If you admire Harlan Ellison because he dares utter all the criticisms of what is stupid and mindless in our popular culture that you, yourself, would utter if you were not so timid or polite, you will like this book.
If you liked the biopic "Dreams With Sharp Teeth," you'll like this book. Ellison was the same prickly guy in the 70s and the 80s that he is today.
If you thought the 1970s "Star Wars" trilogy was the tritest of trite plots lamely supported by then-state-of-the-art special effects, but have always been afraid to admit it, you'll like this book.
If you think Steven Spielberg has had more misses than hits, you'll love this book.

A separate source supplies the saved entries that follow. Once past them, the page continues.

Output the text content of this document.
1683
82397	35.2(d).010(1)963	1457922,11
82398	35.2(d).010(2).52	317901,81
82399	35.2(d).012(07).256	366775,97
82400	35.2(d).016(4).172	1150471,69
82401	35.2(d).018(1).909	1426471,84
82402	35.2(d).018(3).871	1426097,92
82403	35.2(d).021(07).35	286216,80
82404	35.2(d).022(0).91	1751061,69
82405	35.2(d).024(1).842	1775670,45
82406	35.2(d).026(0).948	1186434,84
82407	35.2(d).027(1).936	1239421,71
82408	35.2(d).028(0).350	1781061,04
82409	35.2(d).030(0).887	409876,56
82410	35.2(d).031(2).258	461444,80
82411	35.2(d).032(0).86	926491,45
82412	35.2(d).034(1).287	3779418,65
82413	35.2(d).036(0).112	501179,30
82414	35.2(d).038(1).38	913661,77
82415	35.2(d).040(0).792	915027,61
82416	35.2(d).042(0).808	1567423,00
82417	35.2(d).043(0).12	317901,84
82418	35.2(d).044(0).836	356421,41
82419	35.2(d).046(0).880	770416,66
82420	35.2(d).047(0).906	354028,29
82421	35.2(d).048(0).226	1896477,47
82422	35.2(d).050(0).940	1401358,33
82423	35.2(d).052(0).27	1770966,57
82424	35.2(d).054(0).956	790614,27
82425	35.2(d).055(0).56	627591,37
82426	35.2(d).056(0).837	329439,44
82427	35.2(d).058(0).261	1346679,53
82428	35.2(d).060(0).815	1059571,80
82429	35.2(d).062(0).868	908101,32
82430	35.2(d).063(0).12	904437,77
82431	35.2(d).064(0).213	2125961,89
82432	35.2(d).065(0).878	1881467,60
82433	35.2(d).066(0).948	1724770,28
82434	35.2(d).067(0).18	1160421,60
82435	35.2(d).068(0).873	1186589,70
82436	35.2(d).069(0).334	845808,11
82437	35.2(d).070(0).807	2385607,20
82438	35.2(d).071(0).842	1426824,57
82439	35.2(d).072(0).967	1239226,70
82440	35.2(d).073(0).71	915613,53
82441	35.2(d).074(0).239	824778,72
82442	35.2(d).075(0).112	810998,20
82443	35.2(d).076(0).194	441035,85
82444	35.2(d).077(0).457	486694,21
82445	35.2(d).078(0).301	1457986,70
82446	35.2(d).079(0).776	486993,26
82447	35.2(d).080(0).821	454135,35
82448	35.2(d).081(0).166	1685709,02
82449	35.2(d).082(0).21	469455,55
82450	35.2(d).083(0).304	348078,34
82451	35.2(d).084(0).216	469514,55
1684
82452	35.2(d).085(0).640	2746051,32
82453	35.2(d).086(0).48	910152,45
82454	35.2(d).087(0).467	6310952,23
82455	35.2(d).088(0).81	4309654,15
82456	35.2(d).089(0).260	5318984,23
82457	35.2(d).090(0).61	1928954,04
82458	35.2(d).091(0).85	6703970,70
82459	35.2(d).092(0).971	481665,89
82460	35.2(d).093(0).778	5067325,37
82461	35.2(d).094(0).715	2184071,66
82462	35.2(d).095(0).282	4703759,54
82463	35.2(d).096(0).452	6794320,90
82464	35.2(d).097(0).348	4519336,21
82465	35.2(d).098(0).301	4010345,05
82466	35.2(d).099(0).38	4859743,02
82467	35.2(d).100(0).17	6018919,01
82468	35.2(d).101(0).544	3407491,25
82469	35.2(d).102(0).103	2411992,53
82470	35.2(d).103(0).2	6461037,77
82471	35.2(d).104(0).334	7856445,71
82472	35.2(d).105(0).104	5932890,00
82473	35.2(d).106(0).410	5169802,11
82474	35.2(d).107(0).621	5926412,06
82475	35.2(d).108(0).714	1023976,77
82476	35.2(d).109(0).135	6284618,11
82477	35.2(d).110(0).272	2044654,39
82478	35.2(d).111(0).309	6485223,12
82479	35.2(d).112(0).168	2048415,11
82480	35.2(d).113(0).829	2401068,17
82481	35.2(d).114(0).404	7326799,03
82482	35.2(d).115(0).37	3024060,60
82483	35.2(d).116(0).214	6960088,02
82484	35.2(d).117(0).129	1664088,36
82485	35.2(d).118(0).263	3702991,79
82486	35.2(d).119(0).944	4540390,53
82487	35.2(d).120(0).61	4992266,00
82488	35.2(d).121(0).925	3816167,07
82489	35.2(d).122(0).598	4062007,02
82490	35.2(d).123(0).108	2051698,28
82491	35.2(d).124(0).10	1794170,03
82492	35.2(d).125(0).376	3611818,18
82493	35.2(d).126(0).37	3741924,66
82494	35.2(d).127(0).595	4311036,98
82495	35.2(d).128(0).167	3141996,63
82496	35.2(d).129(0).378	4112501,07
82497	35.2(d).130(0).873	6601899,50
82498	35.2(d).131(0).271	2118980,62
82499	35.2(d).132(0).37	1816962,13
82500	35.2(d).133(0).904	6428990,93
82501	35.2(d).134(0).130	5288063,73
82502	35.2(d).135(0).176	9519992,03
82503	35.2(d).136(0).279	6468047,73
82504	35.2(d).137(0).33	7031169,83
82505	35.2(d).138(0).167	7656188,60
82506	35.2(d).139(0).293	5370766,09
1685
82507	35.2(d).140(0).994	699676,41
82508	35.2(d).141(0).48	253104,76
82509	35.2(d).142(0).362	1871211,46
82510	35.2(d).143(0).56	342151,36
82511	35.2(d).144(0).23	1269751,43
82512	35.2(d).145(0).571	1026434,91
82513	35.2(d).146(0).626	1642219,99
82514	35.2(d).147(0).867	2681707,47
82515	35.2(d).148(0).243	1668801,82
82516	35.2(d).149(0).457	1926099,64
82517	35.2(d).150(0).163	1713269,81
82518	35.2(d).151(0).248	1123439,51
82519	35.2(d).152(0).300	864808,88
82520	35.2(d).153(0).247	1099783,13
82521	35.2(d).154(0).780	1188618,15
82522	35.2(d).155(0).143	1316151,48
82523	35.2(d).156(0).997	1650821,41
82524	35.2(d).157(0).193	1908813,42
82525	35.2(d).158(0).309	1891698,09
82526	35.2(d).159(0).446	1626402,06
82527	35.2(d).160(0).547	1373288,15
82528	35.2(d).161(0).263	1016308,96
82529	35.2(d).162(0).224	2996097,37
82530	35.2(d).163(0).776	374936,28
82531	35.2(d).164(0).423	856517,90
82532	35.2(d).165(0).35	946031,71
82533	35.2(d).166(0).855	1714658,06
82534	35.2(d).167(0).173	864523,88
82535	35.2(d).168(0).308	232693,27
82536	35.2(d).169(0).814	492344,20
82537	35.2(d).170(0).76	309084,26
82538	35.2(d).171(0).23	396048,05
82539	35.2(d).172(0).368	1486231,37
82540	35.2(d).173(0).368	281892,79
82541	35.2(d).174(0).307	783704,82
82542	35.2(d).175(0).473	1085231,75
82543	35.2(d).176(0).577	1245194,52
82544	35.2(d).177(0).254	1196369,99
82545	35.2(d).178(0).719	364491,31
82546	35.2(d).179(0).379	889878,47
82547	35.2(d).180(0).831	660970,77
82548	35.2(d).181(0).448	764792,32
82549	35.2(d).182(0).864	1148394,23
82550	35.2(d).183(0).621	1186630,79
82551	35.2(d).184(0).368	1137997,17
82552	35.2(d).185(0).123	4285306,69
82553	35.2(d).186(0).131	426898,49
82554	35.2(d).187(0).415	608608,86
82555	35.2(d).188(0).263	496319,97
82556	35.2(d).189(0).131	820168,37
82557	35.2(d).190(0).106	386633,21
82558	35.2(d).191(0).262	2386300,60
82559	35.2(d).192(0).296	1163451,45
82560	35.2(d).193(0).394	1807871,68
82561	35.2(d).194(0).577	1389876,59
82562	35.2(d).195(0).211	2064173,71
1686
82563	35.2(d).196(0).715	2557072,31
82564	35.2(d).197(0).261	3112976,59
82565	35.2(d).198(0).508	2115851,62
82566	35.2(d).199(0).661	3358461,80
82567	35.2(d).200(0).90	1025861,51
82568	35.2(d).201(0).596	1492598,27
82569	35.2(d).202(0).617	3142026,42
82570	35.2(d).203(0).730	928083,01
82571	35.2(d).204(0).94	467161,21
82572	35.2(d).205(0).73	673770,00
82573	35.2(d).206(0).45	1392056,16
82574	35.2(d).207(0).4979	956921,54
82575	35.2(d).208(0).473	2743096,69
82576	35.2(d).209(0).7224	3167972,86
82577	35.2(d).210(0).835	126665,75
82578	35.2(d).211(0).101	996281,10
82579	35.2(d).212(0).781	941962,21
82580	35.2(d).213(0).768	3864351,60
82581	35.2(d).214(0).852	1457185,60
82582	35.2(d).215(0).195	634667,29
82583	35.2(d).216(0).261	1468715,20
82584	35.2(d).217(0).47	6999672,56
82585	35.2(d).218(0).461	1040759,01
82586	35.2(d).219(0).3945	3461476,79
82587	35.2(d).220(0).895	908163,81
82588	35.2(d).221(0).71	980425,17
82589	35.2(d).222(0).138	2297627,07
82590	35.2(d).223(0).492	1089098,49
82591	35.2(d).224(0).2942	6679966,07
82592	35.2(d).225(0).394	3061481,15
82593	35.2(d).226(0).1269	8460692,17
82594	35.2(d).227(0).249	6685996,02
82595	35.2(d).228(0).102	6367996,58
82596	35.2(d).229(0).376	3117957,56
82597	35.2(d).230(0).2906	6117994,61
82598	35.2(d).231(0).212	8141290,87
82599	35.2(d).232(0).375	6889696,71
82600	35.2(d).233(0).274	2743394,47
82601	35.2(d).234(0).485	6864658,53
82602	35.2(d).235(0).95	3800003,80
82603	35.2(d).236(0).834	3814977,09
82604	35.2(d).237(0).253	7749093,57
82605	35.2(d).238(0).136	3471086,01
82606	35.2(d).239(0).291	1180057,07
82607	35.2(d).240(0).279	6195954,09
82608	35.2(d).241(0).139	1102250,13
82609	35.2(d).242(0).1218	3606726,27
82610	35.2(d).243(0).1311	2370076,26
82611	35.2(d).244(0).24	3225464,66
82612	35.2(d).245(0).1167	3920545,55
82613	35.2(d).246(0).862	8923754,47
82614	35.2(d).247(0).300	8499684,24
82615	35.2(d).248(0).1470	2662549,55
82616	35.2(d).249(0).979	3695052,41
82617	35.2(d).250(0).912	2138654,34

The book is a collection of many of Ellison's movie reviews (or really, movie criticism in the best sense of the word) over the years, mostly reviews of SF and fantasy flicks. One caution - the reviews can be repetitive, even monotonous. Ellison wrote them rather sporadically, and many of the reviews were published two or three months after the previous review. A reader reading them as they were originally published would surely have found the same criticisms leveled at Spielberg and his protégés far less monotonous than one who reads three of them consecutively in an evening.
Ellison does hold some unaccountable opinions. On the strength of his praise of "Raiders of the Lost Ark," my husband and I, who had not seen it in decades, rented it, and even went to the trouble of projecting it on our 5-foot screen - and I thought it was rather stupid and tedious. Why Ellison, who in other reviews takes Spielberg and his ilk to task for using cartoon violence conventions in live action films, and for asking us to suspend our disbelief without giving us any reason to do so, found anything praiseworthy in "Raiders" is a mystery.
Repetition and puzzlement aside, the book is worth dipping into, if not necessarily reading cover-to-cover. Not only is Ellison's language crisp (nowhere crisper than when his pen is dipped in poison), but he writes the kind of movie criticism that is becoming a lost art, the kind that asks that a movie be both entertaining AND have redeeming qualities as a work of art. Moreover, Ellison points out that viewers will rise to the expectations Hollywood has of them - if you provide them with schlock, they'll eat it up, but if you give them a truly entertaining movie that demands something of them, too, they may in fact surprise you with their enthusiasm for it.